In the exhibition Based on True Events, the Slovak artist Roman Ondak deals with the current social and political imponderables. According to true events, the title of the show promises, but in our world of fake news, alternative and post-facts, this promise has become disturbing. What is true and who determines what truth is? And what is the distance to reality from the word "after"? Roman Ondak's conceptual art has always been such uncomfortable questions, now it is more relevant than ever.

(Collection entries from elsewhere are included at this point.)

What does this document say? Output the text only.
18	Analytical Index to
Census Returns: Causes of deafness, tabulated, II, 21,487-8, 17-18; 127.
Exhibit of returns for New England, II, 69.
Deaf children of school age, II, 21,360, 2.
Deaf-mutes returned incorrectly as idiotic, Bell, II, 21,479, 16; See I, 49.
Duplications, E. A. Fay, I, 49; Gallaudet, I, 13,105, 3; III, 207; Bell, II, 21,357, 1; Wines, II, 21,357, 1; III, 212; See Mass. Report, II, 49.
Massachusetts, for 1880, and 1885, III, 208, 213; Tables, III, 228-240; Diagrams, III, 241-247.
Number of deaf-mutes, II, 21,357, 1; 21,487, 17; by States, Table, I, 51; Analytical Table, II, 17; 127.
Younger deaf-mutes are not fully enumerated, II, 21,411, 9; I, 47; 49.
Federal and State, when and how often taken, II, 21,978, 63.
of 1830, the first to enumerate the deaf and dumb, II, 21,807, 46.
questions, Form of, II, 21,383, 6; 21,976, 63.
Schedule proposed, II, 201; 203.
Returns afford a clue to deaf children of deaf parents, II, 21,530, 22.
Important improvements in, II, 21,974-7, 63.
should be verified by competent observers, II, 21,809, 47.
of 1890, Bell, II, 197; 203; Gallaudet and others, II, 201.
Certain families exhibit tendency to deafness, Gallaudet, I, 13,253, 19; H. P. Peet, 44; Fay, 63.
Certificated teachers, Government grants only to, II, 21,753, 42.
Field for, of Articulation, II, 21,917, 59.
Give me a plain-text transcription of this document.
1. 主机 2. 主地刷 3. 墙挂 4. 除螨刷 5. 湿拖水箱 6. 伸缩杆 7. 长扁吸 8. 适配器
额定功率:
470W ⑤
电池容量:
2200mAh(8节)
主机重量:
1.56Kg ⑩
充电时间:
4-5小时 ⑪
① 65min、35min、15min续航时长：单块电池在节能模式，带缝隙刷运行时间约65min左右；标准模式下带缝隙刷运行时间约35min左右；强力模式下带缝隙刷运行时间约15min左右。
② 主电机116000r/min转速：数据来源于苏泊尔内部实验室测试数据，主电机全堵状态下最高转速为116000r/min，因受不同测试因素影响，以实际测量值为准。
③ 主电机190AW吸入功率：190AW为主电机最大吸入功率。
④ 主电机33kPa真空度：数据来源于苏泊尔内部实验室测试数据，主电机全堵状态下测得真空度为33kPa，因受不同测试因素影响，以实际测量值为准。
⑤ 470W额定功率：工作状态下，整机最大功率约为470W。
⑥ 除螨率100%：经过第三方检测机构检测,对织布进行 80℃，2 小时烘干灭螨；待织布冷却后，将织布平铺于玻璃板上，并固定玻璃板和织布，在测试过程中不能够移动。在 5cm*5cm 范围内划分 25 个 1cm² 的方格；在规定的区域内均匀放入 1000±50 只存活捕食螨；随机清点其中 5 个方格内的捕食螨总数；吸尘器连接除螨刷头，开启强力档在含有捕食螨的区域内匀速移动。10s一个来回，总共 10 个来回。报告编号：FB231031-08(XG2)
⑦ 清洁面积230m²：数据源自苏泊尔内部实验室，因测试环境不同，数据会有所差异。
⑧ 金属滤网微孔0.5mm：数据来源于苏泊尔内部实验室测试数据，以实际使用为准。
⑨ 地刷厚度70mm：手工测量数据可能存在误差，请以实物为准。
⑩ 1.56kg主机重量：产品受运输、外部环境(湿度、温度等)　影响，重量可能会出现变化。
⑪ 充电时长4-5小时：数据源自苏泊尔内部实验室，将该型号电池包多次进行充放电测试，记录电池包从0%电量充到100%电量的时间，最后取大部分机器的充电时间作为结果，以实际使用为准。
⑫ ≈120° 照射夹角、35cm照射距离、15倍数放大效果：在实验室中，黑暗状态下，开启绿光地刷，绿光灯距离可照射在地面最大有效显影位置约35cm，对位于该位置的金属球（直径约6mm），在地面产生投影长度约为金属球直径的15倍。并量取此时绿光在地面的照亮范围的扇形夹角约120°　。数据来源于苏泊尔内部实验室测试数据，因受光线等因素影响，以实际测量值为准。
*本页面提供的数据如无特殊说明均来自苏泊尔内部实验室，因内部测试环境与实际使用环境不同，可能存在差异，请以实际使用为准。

In Regensburg, he builds on his documenta contribution Observations (1995/2011) and shows for the first time New Observations (1995/2018), both series of photographs taken from a sixty-year-old textbook on human communication. Deprived of their original context, the photos and captions turn out to be pseudoscientific and unintentionally funny. The space installation Signature (2014) shows the esteemed typewriter from Ondak's childhood days - dissected into fifty individual parts. The artist dissects his past and reassembles it in a new way. In addition to well-known works such as the film Lucky Day (2006), the exhibition also features new masterpieces such as Perfect Society (2018) and Planets I-X (2016-18).
Based on very personal impressions - objects and experiences - Roman Ondak creates works that are clever and at the same time universally understandable and accessible. He receives the Lovis Corinth Prize 2018 for his humanist ideals, globally valid art.